Gerard celebrated Christmas Day aboard BAS’s ship, the RRS Ernest Shackleton, where he enjoyed a few home comforts like fresh meat, vegetables, fruit and even milk.
In his downtime, he gets to partake in activities such as ice-wall climbing, snowboarding and skiing.
The Limerick man rang in 2017 with work colleagues in temperatures of minus 15 degrees while enjoying a barbecue and a makeshift ice bar.
But the highlight of his trip so far is the birds.
“Even though the camps are 25 and 50km from the sea, we are frequented by penguins. It is amazing to see them in their natural environment. They come up within a few feet of you and look dazzled.
They are probably thinking, ‘what the f*** are ye doing here? It’s Baltic!’
They are really cool creatures, but they f***ing stink.”
When the Caherdavin plumber first arrived in Antarctica last December, he spent four days in a hut with 16 others. They had no running water and only a camping toilet to answer nature’s call.
“Oooh the comforts of home. It is personal space I miss the most, as there’s four of us to a room in a set of bunk beds. I’m 6ft 4” so it’s not easy fitting into them.
There’s no TV but we’ve all the latest boxsets. Having no phone at the start was strange, but it’s f***ing great not having one and I don’t miss it anymore. Oh, I do miss Tinder though, definitely Tinder,” he admits.
“I’m a single bloke with no kids, so I’m not living the dream, I am the dream!
My mother loves the fact that I’m travelling and is happy that I’m happy even though she would love to see me settle down. My father is great. Anytime I’m on the road he’s happy to look after my personal business like banking and bills. He picks up the tab while I’m away. This must be a pain in the ass but he’s always sorting it. My older sister knows she’s old because she’s always happy just to get a few fridge magnets from my travels.”
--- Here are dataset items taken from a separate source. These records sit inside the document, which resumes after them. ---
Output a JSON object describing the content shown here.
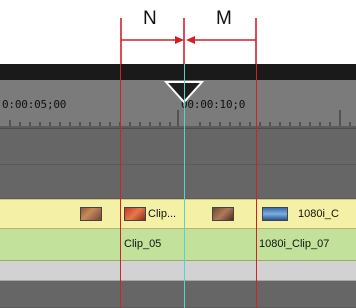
{
  "annotation": {
    "left_label": "N",
    "right_label": "M"
  },
  "ruler": {
    "timecode_left": "0:00:05;00",
    "timecode_center": "00:00:10;0"
  },
  "tracks": {
    "video_track": {
      "clip_middle_label": "Clip...",
      "clip_right_label": "1080i_C"
    },
    "audio_track": {
      "clip_left_label": "Clip_05",
      "clip_right_label": "1080i_Clip_07"
    }
  },
  "colors": {
    "annotation_red": "#d31f2a",
    "playhead_cyan": "#4fd6cf",
    "video_track": "#f4f0a6",
    "audio_track": "#c2e29c"
  }
}
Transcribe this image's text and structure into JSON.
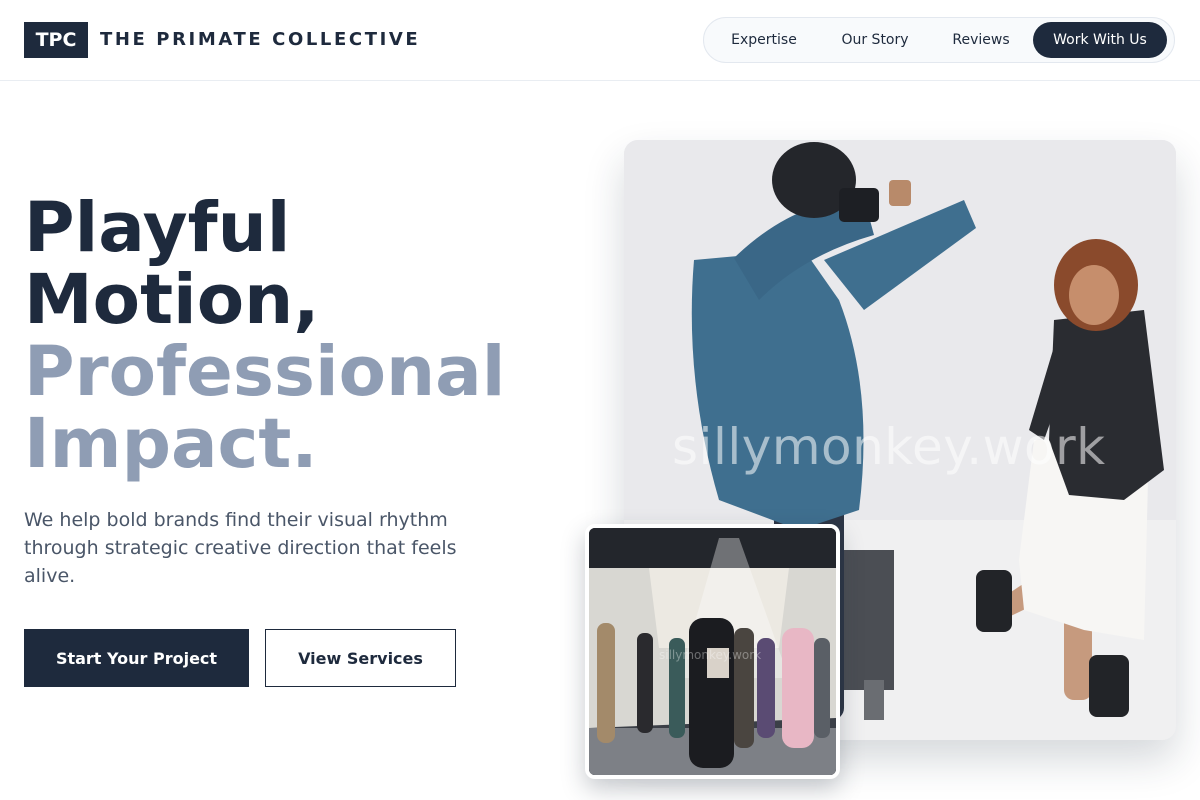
{
  "brand": {
    "logo_text": "TPC",
    "name": "THE PRIMATE COLLECTIVE"
  },
  "nav": {
    "items": [
      {
        "label": "Expertise"
      },
      {
        "label": "Our Story"
      },
      {
        "label": "Reviews"
      }
    ],
    "cta_label": "Work With Us"
  },
  "hero": {
    "headline_line1": "Playful",
    "headline_line2": "Motion,",
    "headline_line3": "Professional",
    "headline_line4": "Impact.",
    "subtext": "We help bold brands find their visual rhythm through strategic creative direction that feels alive.",
    "primary_button": "Start Your Project",
    "secondary_button": "View Services"
  },
  "images": {
    "main_watermark": "sillymonkey.work",
    "inset_watermark": "sillymonkey.work"
  },
  "colors": {
    "navy": "#1e2a3d",
    "slate": "#8f9db4",
    "body_text": "#4a5668"
  }
}
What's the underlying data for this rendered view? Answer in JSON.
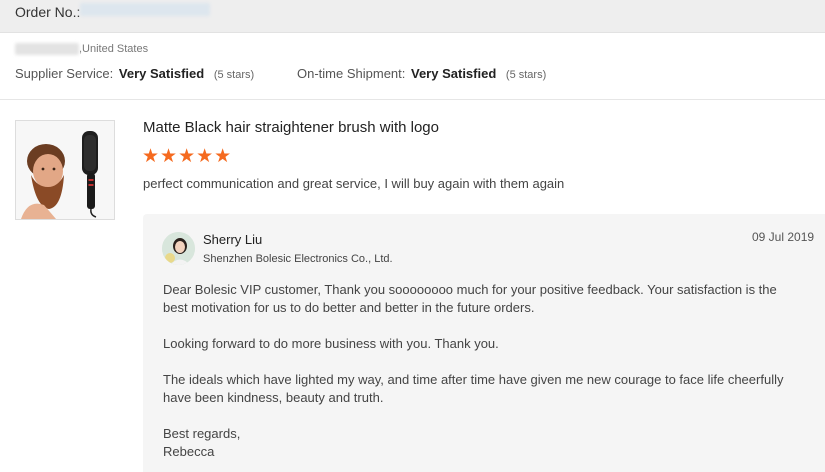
{
  "order": {
    "label": "Order No.:"
  },
  "buyer": {
    "country": ",United States"
  },
  "ratings": {
    "supplier_service": {
      "label": "Supplier Service:",
      "value": "Very Satisfied",
      "note": "(5 stars)"
    },
    "ontime_shipment": {
      "label": "On-time Shipment:",
      "value": "Very Satisfied",
      "note": "(5 stars)"
    }
  },
  "product": {
    "title": "Matte Black hair straightener brush with logo",
    "rating_stars": 5,
    "stars_text": "★★★★★",
    "feedback": "perfect communication and great service, I will buy again with them again",
    "thumbnail_icon": "man-with-hair-straightener-brush-image"
  },
  "reply": {
    "name": "Sherry Liu",
    "company": "Shenzhen Bolesic Electronics Co., Ltd.",
    "date": "09 Jul 2019",
    "avatar_icon": "avatar-photo",
    "paragraphs": [
      "Dear Bolesic VIP customer, Thank you soooooooo much for your positive feedback. Your satisfaction is the best motivation for us to do better and better in the future orders.",
      "Looking forward to do more business with you. Thank you.",
      "The ideals which have lighted my way, and time after time have given me new courage to face life cheerfully have been kindness, beauty and truth.",
      "Best regards,",
      "Rebecca"
    ]
  },
  "colors": {
    "star": "#f56a1f",
    "header_bg": "#eeeeee",
    "reply_bg": "#f5f5f5"
  }
}
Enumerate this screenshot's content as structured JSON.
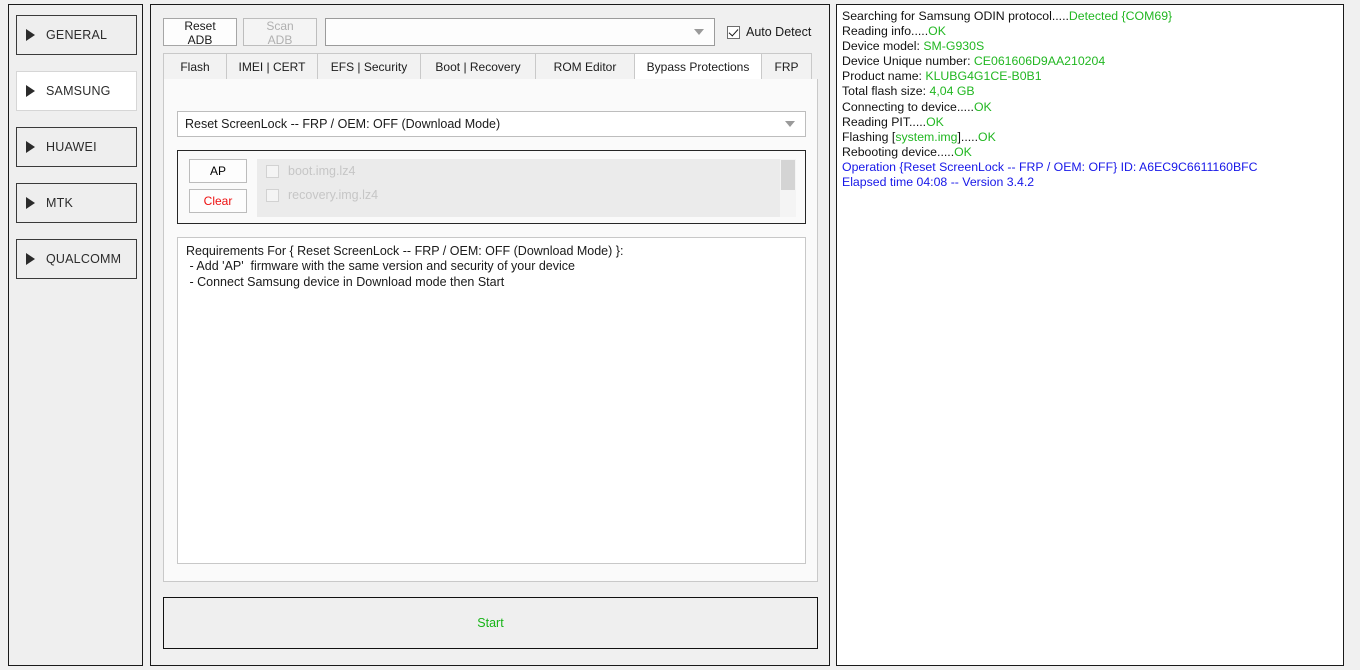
{
  "sidebar": {
    "items": [
      {
        "label": "GENERAL",
        "icon": "triangle-right-icon",
        "selected": false
      },
      {
        "label": "SAMSUNG",
        "icon": "triangle-right-icon",
        "selected": true
      },
      {
        "label": "HUAWEI",
        "icon": "triangle-right-icon",
        "selected": false
      },
      {
        "label": "MTK",
        "icon": "triangle-right-icon",
        "selected": false
      },
      {
        "label": "QUALCOMM",
        "icon": "triangle-right-icon",
        "selected": false
      }
    ]
  },
  "toolbar": {
    "reset_adb_label": "Reset ADB",
    "scan_adb_label": "Scan ADB",
    "scan_adb_enabled": false,
    "device_combo_value": "",
    "device_combo_icon": "chevron-down-icon",
    "auto_detect_label": "Auto Detect",
    "auto_detect_checked": true
  },
  "tabs": [
    {
      "label": "Flash",
      "active": false
    },
    {
      "label": "IMEI | CERT",
      "active": false
    },
    {
      "label": "EFS | Security",
      "active": false
    },
    {
      "label": "Boot | Recovery",
      "active": false
    },
    {
      "label": "ROM Editor",
      "active": false
    },
    {
      "label": "Bypass Protections",
      "active": true
    },
    {
      "label": "FRP",
      "active": false
    }
  ],
  "operation": {
    "selected": "Reset ScreenLock -- FRP / OEM: OFF (Download Mode)",
    "dropdown_icon": "chevron-down-icon"
  },
  "firmware": {
    "ap_button_label": "AP",
    "clear_button_label": "Clear",
    "clear_button_color": "#ee1111",
    "files": [
      {
        "name": "boot.img.lz4",
        "checked": false,
        "enabled": false
      },
      {
        "name": "recovery.img.lz4",
        "checked": false,
        "enabled": false
      }
    ]
  },
  "requirements": {
    "lines": [
      "Requirements For { Reset ScreenLock -- FRP / OEM: OFF (Download Mode) }:",
      " - Add 'AP'  firmware with the same version and security of your device",
      " - Connect Samsung device in Download mode then Start"
    ]
  },
  "start_button": {
    "label": "Start",
    "color": "#17b417"
  },
  "log": {
    "lines": [
      [
        {
          "t": "Searching for Samsung ODIN protocol.....",
          "c": "k"
        },
        {
          "t": "Detected {COM69}",
          "c": "g"
        }
      ],
      [
        {
          "t": "Reading info.....",
          "c": "k"
        },
        {
          "t": "OK",
          "c": "g"
        }
      ],
      [
        {
          "t": "Device model: ",
          "c": "k"
        },
        {
          "t": "SM-G930S",
          "c": "g"
        }
      ],
      [
        {
          "t": "Device Unique number: ",
          "c": "k"
        },
        {
          "t": "CE061606D9AA210204",
          "c": "g"
        }
      ],
      [
        {
          "t": "Product name: ",
          "c": "k"
        },
        {
          "t": "KLUBG4G1CE-B0B1",
          "c": "g"
        }
      ],
      [
        {
          "t": "Total flash size: ",
          "c": "k"
        },
        {
          "t": "4,04 GB",
          "c": "g"
        }
      ],
      [
        {
          "t": "Connecting to device.....",
          "c": "k"
        },
        {
          "t": "OK",
          "c": "g"
        }
      ],
      [
        {
          "t": "Reading PIT.....",
          "c": "k"
        },
        {
          "t": "OK",
          "c": "g"
        }
      ],
      [
        {
          "t": "Flashing [",
          "c": "k"
        },
        {
          "t": "system.img",
          "c": "g"
        },
        {
          "t": "].....",
          "c": "k"
        },
        {
          "t": "OK",
          "c": "g"
        }
      ],
      [
        {
          "t": "Rebooting device.....",
          "c": "k"
        },
        {
          "t": "OK",
          "c": "g"
        }
      ],
      [
        {
          "t": "Operation {Reset ScreenLock -- FRP / OEM: OFF} ID: A6EC9C6611160BFC",
          "c": "b"
        }
      ],
      [
        {
          "t": "Elapsed time 04:08 -- Version 3.4.2",
          "c": "b"
        }
      ]
    ]
  },
  "colors": {
    "success": "#22b722",
    "info": "#1717e8",
    "danger": "#ee1111",
    "start": "#17b417"
  }
}
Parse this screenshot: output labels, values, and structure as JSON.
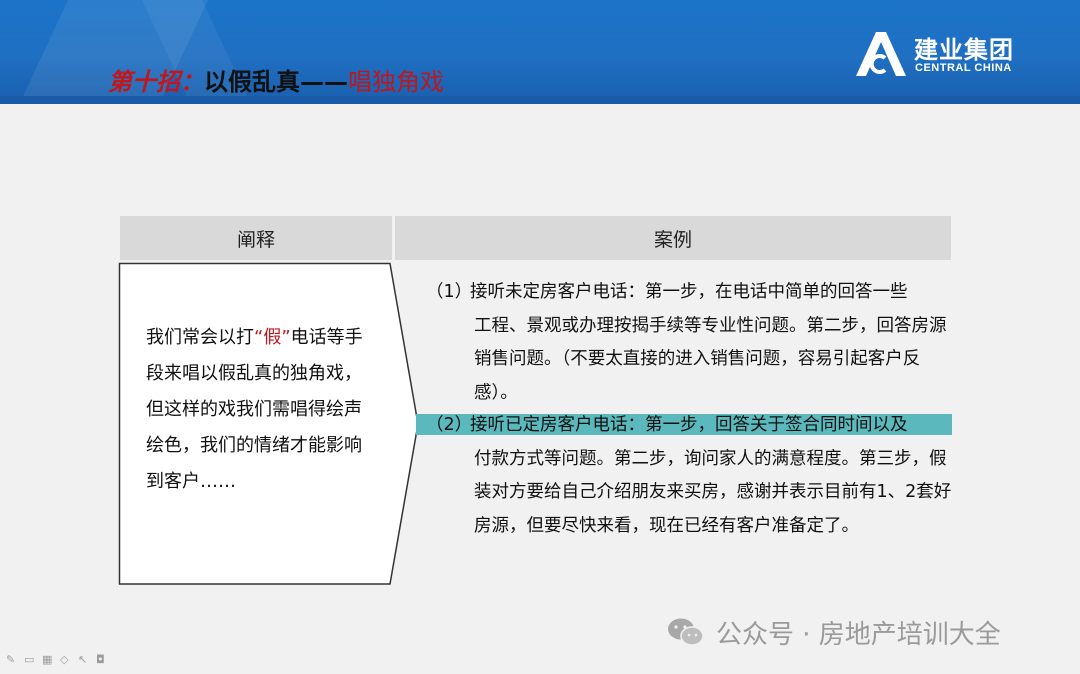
{
  "slide": {
    "title_part1": "第十招：",
    "title_part2": "以假乱真——",
    "title_part3": "唱独角戏"
  },
  "logo": {
    "name_cn": "建业集团",
    "name_en": "CENTRAL CHINA"
  },
  "table": {
    "left_header": "阐释",
    "right_header": "案例",
    "explanation": {
      "part1": "我们常会以打",
      "quoted": "“假”",
      "part2": "电话等手段来唱以假乱真的独角戏，但这样的戏我们需唱得绘声绘色，我们的情绪才能影响到客户……"
    },
    "cases": [
      {
        "number": "（1）",
        "first_line": "接听未定房客户电话：第一步，在电话中简单的回答一些",
        "rest": "工程、景观或办理按揭手续等专业性问题。第二步，回答房源销售问题。（不要太直接的进入销售问题，容易引起客户反感）。"
      },
      {
        "number": "（2）",
        "first_line": "接听已定房客户电话：第一步，回答关于签合同时间以及",
        "rest": "付款方式等问题。第二步，询问家人的满意程度。第三步，假装对方要给自己介绍朋友来买房，感谢并表示目前有1、2套好房源，但要尽快来看，现在已经有客户准备定了。"
      }
    ]
  },
  "watermark": {
    "text": "公众号 · 房地产培训大全"
  },
  "colors": {
    "header_blue": "#1f6fc2",
    "title_red": "#c0171c",
    "highlight_teal": "#5bb8bd",
    "header_gray": "#d9d9d9"
  },
  "icons": [
    "logo-mark-icon",
    "wechat-icon",
    "pen-icon",
    "slide-icon",
    "grid-icon",
    "eraser-icon",
    "pointer-icon",
    "camera-icon"
  ]
}
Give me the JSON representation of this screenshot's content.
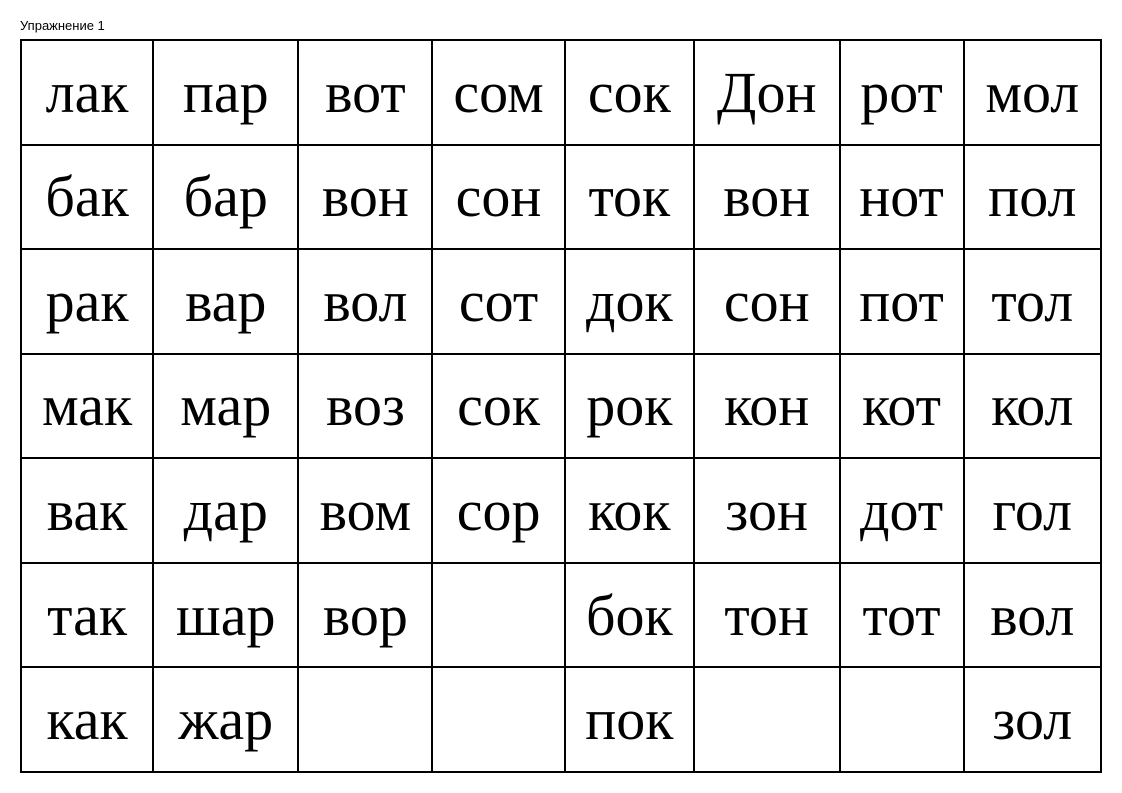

Gerard is due to sail out of the Antarctic to the Falklands on the RSS Ernest Shackleton on March 3, arriving back in Ireland two weeks later – weather dependent!
“I’ve survived everything from dungeons in Edinburgh to forest fires in Canada and blizzards in the Antarctic, but Limerick is always going to be home. Tell my mother I said hello, and happy birthday to my father. They don’t even know I’m in contact with you,” he says.